Oh, and to address the TUAW post’s other complaint: I suspect the new touch’s anemic photo resolution won’t hold back a significant number of buyers. Three reasons:

  • Touch customers are already people who don’t completely buy into the convergence-device bandwagon — they already keep their iPod and phone separate. And if they were on the old touch, they were already carrying around a separate camera anyway… they won’t mind keeping a little point-and-shoot or a DSLR around for better pictures, and for those times when they have only the iPod handy, any built-in camera is better than none.
  • Touch customers are young, and kids these days seem more interested in uploading to YouTube than to Flickr. Who cares if the still pictures are “meh” if the video’s good? (Besides, if the iPod’s sensor is anywhere near as good as the iPhone 4′s, the pictures will come out a heck of a lot better than they would’ve from most other <1 megapixel cams.)
  • The iPod touch still has no serious competitors, and it’s as big a hit as it already is based on other attributes. It’ll take a lot more than, say, a hypothetical Zune HD 2 having a 5 megapixel camera to slow the touch’s momentum.

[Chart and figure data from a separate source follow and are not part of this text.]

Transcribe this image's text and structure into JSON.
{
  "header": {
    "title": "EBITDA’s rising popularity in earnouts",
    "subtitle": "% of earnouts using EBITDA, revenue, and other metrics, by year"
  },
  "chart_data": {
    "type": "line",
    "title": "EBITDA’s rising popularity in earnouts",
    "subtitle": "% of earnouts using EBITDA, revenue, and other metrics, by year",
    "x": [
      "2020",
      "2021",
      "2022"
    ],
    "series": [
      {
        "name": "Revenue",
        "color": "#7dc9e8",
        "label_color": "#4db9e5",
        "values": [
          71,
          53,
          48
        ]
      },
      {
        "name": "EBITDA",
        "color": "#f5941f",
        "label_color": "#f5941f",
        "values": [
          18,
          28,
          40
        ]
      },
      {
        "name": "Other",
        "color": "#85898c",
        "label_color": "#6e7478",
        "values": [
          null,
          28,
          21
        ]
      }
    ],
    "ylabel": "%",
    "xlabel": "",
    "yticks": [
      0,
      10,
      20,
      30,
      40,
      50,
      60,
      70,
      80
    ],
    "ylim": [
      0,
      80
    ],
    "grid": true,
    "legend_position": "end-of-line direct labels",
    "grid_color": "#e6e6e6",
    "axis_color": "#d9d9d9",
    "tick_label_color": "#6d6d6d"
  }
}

Thoughts on New iPods, etc

The new iPod lineup looks great. If you like tiny, focused devices you get your choice of iPod-shuffle-like devices: inexpensive with no screen but tactile controls, or no tactile controls, a touchscreen, and a few more features for a few (okay, three times as many) more bucks. Otherwise, the convergence devices are where it’s at — the iPod touch is now the most popular iPod, and that’s even if you don’t count the iPhone as one.

The touch surpassing the old nano in popularity paves the way for the nano to become something else than what it had been (and in some ways something less). The new nano is more “iPod shuffle plus” than “iPod nano (what we knew it as) smaller and with touch” — it’s lacking features that have been integral to the nano for years. Maybe they’d have done better to change the branding: make it a new iPod model and retire the nano name. They missed a great opportunity to call it “iPod pico”! :D

The touch has always been called “iPhone without the phone”, but really it was missing more of what the iPhone had than just telephony… now it’s really “iPhone 4 without the phone”. (Actually, the iPhone camera has more pixels, but that’s not a huge deal… the iPod touch having a camera at all is a big step.) I wouldn’t have been surprised to see them drop the “touch” sub-brand this year and just call the flagship iPod just “iPod” (though it does makes sense that they didn’t; the touch has its own brand equity by now).

While Apple didn’t do a lot to promote it (summary: “just another feature from iPhone 4 we’re bringing over”), I suspect FaceTime on iPod touch will be a big deal — as Steve pointed out, the touch isn’t just “iPhone without the phone”, it’s “iPhone without the [wireless carrier] contract”. With FaceTime already becoming a hit on the iPhone (video calling easy enough for Grandma!), we could see it eventually become a replacement for basic telephony, cutting wireless carriers and their nasty contracts out of the loop. (Or at least relegating them to be data-only providers — I’m sure Clear and Sprint will be happy to sell 4G-WiFi bridges to iPod users who want just FaceTime and no phone. Maybe Verizon too.)

Netflix on Apple TV is a big move, and a sneaky one, too; Apple’s acknowledging that the iTunes (for TV and movies, at least) business model isn’t for everybody, without undertaking the risk of having to support an alternative themselves. Some people want to “just watch” a movie or some TV episodes without the costs — both financial and those of time/clutter management — of ownership. Rentals is one way to deal with that (but with some issues of its own), and Netflix-style subscriptions are another. (Alternate theory: Apple would like to offer more ways to buy/rent/subscribe to content via iTunes, but they’re tired of negotiating with greedy studios over it.) What’s great for Apple about doing the subscription model via Netflix is that it lets someone else handle both the datacenter/bandwidth issues and the studio negotiations.